Visiting the original Rosetta Stone at the British Museum here in London last weekend gave me a chance to think about how we all communicate across, despite, and sometimes because of our differences. The inscription, carved in the stone 2,206 years ago, is part of a decree regarding the crowning of a new king, how he would govern Egypt, and how priests of the time would respond to him. For a document thousands of years old, the line of official praise extolling the ruler’s virtues seems surprisingly familiar. Plus ça change, plus c’est la même chose, I suppose, borrowing from my rusty knowledge of French. The more things change, the more they stay the same.

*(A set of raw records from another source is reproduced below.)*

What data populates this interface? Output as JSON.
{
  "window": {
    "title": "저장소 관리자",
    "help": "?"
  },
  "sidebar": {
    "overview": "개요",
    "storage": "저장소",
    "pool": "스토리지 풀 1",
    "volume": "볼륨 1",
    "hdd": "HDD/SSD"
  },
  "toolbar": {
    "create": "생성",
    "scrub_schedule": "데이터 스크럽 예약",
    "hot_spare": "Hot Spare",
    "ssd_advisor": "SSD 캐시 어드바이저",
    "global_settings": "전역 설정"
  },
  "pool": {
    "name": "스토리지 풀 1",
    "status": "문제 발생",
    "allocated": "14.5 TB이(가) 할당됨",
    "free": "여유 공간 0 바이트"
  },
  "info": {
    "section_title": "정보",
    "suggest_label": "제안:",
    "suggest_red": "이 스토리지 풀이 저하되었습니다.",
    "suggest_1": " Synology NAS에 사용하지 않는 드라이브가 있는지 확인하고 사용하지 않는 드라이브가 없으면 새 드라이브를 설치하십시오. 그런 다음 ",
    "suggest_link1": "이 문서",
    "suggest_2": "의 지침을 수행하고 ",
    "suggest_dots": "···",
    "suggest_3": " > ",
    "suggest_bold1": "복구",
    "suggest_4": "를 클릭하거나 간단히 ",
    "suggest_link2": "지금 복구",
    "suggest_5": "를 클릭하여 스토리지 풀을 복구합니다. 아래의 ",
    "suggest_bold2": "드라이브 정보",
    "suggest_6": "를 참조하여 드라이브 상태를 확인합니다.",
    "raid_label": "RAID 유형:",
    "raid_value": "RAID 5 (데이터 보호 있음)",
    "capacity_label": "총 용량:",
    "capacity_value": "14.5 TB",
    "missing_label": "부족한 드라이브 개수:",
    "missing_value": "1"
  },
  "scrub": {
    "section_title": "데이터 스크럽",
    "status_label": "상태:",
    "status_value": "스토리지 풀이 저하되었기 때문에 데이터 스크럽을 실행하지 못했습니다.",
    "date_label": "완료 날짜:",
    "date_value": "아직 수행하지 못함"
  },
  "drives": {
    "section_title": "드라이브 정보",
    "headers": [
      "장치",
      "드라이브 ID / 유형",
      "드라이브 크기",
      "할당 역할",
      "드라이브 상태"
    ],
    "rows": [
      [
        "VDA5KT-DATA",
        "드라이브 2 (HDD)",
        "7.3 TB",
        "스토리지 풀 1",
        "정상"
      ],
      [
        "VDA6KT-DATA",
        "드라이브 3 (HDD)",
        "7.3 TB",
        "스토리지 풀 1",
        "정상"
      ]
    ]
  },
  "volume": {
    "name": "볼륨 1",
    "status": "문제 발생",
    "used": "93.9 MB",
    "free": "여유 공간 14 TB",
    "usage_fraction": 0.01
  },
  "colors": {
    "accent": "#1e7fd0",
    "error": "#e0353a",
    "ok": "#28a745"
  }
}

A symbol in itself, the Rosetta Stone stands as a reminder of people from vastly different backgrounds living and working together. (The ancient Egyptians and Greeks were living side by side at that time and place.) Perhaps that’s a key truth to take away from the stone, should you ever get the opportunity to see it in person. You won’t have much chance to see it with so many other museum-goers swarming around, but I think it’s worth remembering that the stone stands as a monument, older than many religions, attesting to the fact that people can get along with each other, that we can live side by side, and that we can communicate across vast cultural and linguistic gaps.
If all that seems a bit far-fetched, that things were different then than they are now, well, maybe. But the PR side of the decree itself serves as a reminder that even in the Egypt of 196 BC, people were people, just like today. And if now, as then, communication across those gaps requires a bit of give-and-take, a little effort to understand one another, that’s not too bad a price to pay.